MassMutual started selling individual long-term care insurance (LTCI) in 2000 and now has a 7% share of the individual LTCI market, Reynolds said.

The company has been selling dividend-paying whole life insurance since the 1860s.

“Whole life has been around for an awfully long time,” Reynolds said. “That tells us something.”

MassMutual sells stand-alone LTCI policies, and it also sells an LTC rider along with whole life policies. A purchaser who qualifies for LTC services can use the rider to accelerate payment of a portion of the death benefit payment.

A few years ago, the stereotypical young financial services customer was a daytrader — a kid with a laptop who was more interested in reaping returns in the course of a few minutes than in planning seriously for old age.

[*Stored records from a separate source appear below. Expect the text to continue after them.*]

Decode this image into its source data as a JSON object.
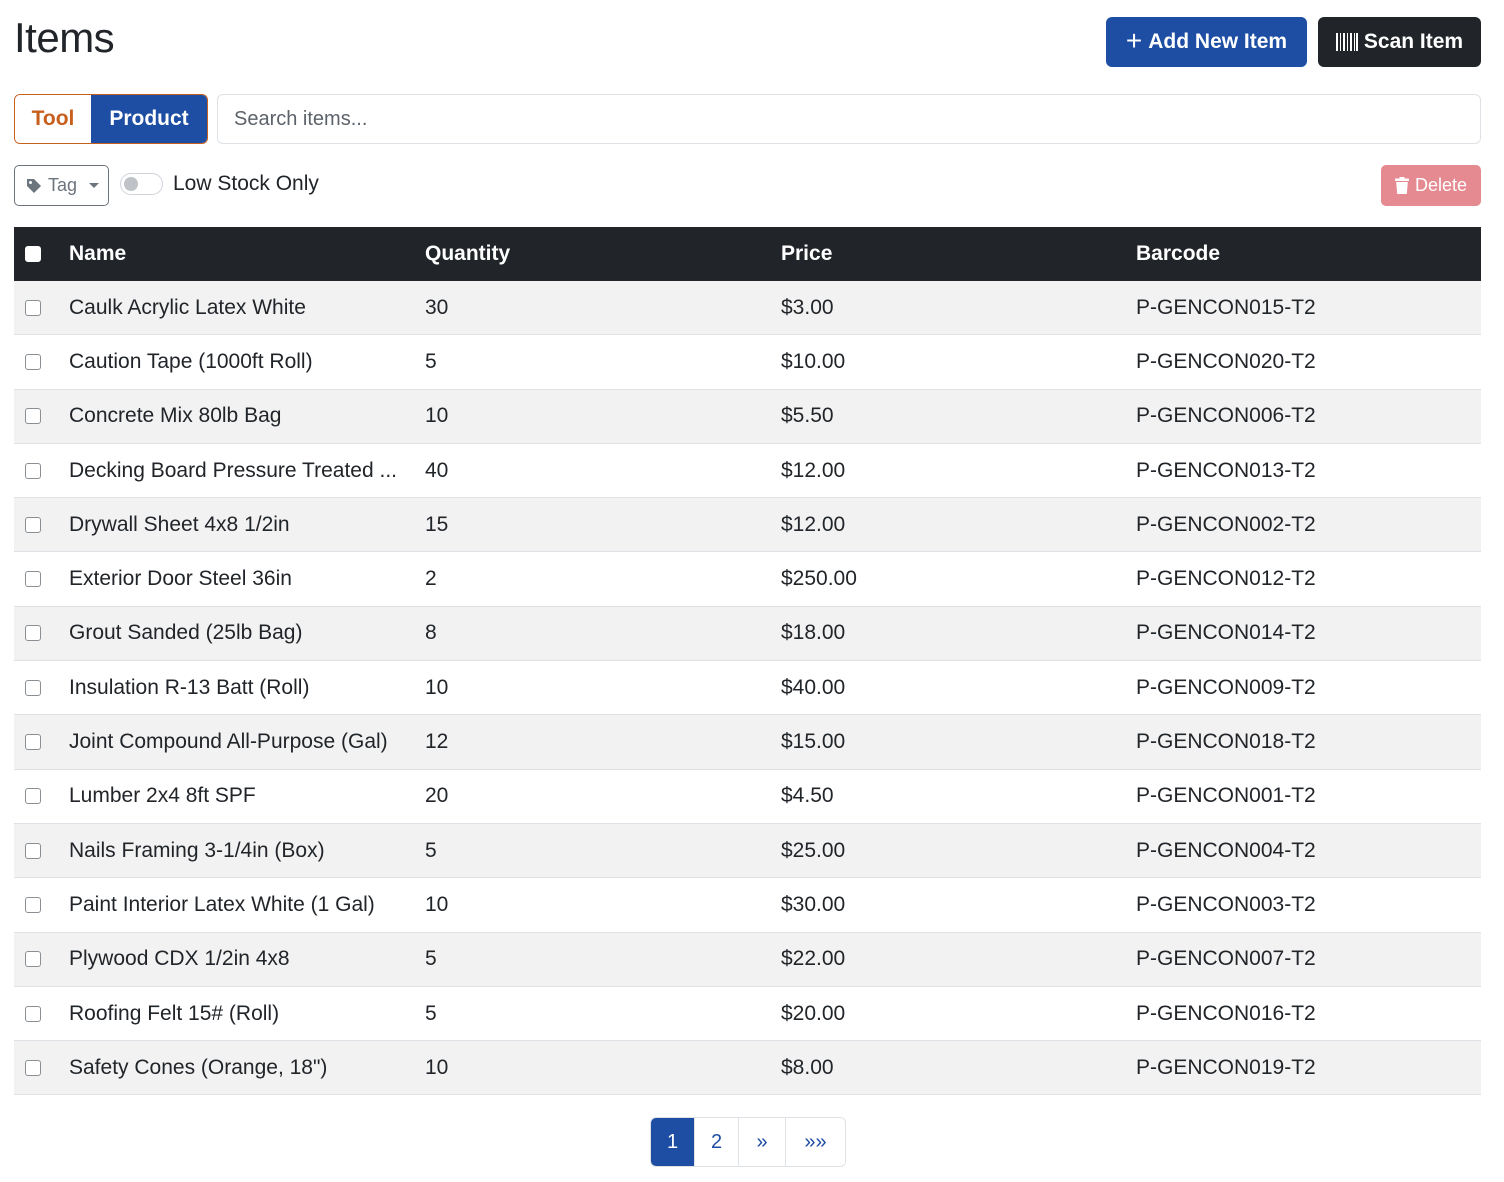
{
  "header": {
    "title": "Items",
    "add_label": "Add New Item",
    "add_icon": "plus-icon",
    "scan_label": "Scan Item",
    "scan_icon": "barcode-icon"
  },
  "filters": {
    "tool_label": "Tool",
    "product_label": "Product",
    "active_type": "Product",
    "search_placeholder": "Search items...",
    "search_value": "",
    "tag_label": "Tag",
    "low_stock_label": "Low Stock Only",
    "low_stock_on": false,
    "delete_label": "Delete"
  },
  "table": {
    "columns": [
      "Name",
      "Quantity",
      "Price",
      "Barcode"
    ],
    "rows": [
      {
        "name": "Caulk Acrylic Latex White",
        "qty": "30",
        "price": "$3.00",
        "barcode": "P-GENCON015-T2"
      },
      {
        "name": "Caution Tape (1000ft Roll)",
        "qty": "5",
        "price": "$10.00",
        "barcode": "P-GENCON020-T2"
      },
      {
        "name": "Concrete Mix 80lb Bag",
        "qty": "10",
        "price": "$5.50",
        "barcode": "P-GENCON006-T2"
      },
      {
        "name": "Decking Board Pressure Treated ...",
        "qty": "40",
        "price": "$12.00",
        "barcode": "P-GENCON013-T2"
      },
      {
        "name": "Drywall Sheet 4x8 1/2in",
        "qty": "15",
        "price": "$12.00",
        "barcode": "P-GENCON002-T2"
      },
      {
        "name": "Exterior Door Steel 36in",
        "qty": "2",
        "price": "$250.00",
        "barcode": "P-GENCON012-T2"
      },
      {
        "name": "Grout Sanded (25lb Bag)",
        "qty": "8",
        "price": "$18.00",
        "barcode": "P-GENCON014-T2"
      },
      {
        "name": "Insulation R-13 Batt (Roll)",
        "qty": "10",
        "price": "$40.00",
        "barcode": "P-GENCON009-T2"
      },
      {
        "name": "Joint Compound All-Purpose (Gal)",
        "qty": "12",
        "price": "$15.00",
        "barcode": "P-GENCON018-T2"
      },
      {
        "name": "Lumber 2x4 8ft SPF",
        "qty": "20",
        "price": "$4.50",
        "barcode": "P-GENCON001-T2"
      },
      {
        "name": "Nails Framing 3-1/4in (Box)",
        "qty": "5",
        "price": "$25.00",
        "barcode": "P-GENCON004-T2"
      },
      {
        "name": "Paint Interior Latex White (1 Gal)",
        "qty": "10",
        "price": "$30.00",
        "barcode": "P-GENCON003-T2"
      },
      {
        "name": "Plywood CDX 1/2in 4x8",
        "qty": "5",
        "price": "$22.00",
        "barcode": "P-GENCON007-T2"
      },
      {
        "name": "Roofing Felt 15# (Roll)",
        "qty": "5",
        "price": "$20.00",
        "barcode": "P-GENCON016-T2"
      },
      {
        "name": "Safety Cones (Orange, 18\")",
        "qty": "10",
        "price": "$8.00",
        "barcode": "P-GENCON019-T2"
      }
    ]
  },
  "pagination": {
    "pages": [
      "1",
      "2",
      "»",
      "»»"
    ],
    "current": "1"
  },
  "colors": {
    "primary": "#1d4ea3",
    "dark": "#212529",
    "tool_accent": "#c75f1e",
    "delete_disabled": "#e58a91"
  }
}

Today, Reynolds said, she sees young people talking about bread-and-butter protection needs and talking more about whole life.

Younger consumers seem to be much more interested in products that can help them manage risk, not just maximize short-term returns, Reynolds said.

Along with returning more to a slow-and-steady approach to financial services, younger consumers seem to be giving fees the kind of close, steely-eyed attention that Granddad might have given them.

MassMutual has tried to respond to consumers’ growing emphasis on value by avoiding moves to impose fees that might surprise customers, such as fees for customers who use the LTC benefits acceleration rider, Reynolds said.

MassMutual also works to appeal to the traditionalist by pointing out that it sells coverage through a force of 5,000 career agents. 

MassMutual does advertise, and it does have active Web and social media marketing programs, but “we don’t solely have to rely on advertising,” Reynolds said.

MassMutual is depending on the fact that those career agents are part of their communities — and have been part of those communities for many years — to appeal to consumers who have discovered that stability is an important virtue.